43 Так в течение десяти дней были сочинены несколько маленьких историй, в которых поэт пытался сконструировать оптимистическое разрешение жизненных коллизий. А затем, погруженный во вдохновенную созидательную работу Болдинской осени, он создал те трагические шедевры, параллелями которым явились маленькие прозаические этюды, ранее написанные.
44 Наши размышления мы начнем с трагедии «Моцарт и Сальери», созданной 26 октября. Задумана она была значительно раньше. «Замысел относится ко времени михайловской ссылки», т. е. к 1824-1826 годам (2009, VII, 777). Сначала она была названа «Зависть» в соответствии с очевидной коллизией: «бездарный» Сальери завидует Моцарту и убивает его. Этот лежащий на поверхности конфликт абсолютно не соответствует внутреннему, куда более глубокому содержанию: Сальери не бездарен, и обуревающие его страсти гораздо сложнее и глубже элементарной зависти. И Пушкин быстро отказался от первоначального названия. А имена двух протагонистов обозначили неразрешимое противоречие, лежащее в основе любого творческого процесса.

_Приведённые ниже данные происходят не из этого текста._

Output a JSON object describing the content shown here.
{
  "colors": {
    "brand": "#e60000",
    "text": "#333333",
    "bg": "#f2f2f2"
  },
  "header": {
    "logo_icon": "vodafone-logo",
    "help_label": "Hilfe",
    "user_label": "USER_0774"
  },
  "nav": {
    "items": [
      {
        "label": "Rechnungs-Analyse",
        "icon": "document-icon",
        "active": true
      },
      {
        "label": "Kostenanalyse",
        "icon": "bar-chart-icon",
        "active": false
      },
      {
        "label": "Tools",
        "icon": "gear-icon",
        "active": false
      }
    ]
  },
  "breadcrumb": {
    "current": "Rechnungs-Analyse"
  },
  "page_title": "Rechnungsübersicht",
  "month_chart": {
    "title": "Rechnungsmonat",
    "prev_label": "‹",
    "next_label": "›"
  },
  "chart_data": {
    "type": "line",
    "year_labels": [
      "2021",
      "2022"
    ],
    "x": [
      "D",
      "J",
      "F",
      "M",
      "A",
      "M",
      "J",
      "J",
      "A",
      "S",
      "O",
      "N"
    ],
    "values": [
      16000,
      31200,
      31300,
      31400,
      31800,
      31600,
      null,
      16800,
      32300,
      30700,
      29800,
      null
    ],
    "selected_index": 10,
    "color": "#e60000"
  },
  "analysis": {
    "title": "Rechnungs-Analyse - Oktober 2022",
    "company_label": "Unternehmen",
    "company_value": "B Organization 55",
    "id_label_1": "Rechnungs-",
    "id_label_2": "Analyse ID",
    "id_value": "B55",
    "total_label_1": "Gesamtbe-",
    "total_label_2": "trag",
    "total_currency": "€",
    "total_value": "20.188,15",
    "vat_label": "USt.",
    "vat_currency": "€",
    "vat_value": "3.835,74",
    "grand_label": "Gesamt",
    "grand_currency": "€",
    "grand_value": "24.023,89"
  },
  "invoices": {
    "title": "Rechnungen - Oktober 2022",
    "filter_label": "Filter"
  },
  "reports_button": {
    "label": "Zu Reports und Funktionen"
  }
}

45 Сальери — труженик. И это главная черта его творческого облика:
46 ...предался
47 Одной музыке. Труден первый шаг,
48 И скучен первый путь. Преодолел
49 Я ранние невзгоды. Ремесло
50 Поставил я подножием искусству;
51 Я сделался ремесленник: перстам
52 Придал послушную сухую беглость
53 И верность уху. Звуки умертвив,
54 Музыку я разъял, как труп. Поверил
55 Я алгеброй гармонию.
56 Старания Сальери не остались безрезультатными. Он достиг в искусстве высоких степеней:
57 Усильным, напряженным постоянством
58 Я наконец в искусстве безграничном
59 Достигнул степени высокой.
60 Слава Мне улыбнулась...
61 <...> я наслаждался мирно
62 Своим трудом, успехом, славой; также
63 Трудами и успехами друзей...
64 В основе творческого процесса у Сальери лежит ремесло, постоянный упорный труд. Он сознательно совершенствует свое умение, непрерывно учится:
65 <...> Когда великий Глюк
66 Явился и открыл нам новы тайны <...>,
67 Не бросил ли я всё, что прежде знал,
68 Что так любил, чему так жарко верил,
69 И не пошел ли бодро вслед за ним, Безропотно...
70 (2009, VII, 123-124)
71 Сальери подробно, в деталях рассказывает о своем беспрерывном и упорном труде, принесшем труженику в конце концов глубокое и заслуженное удовлетворение.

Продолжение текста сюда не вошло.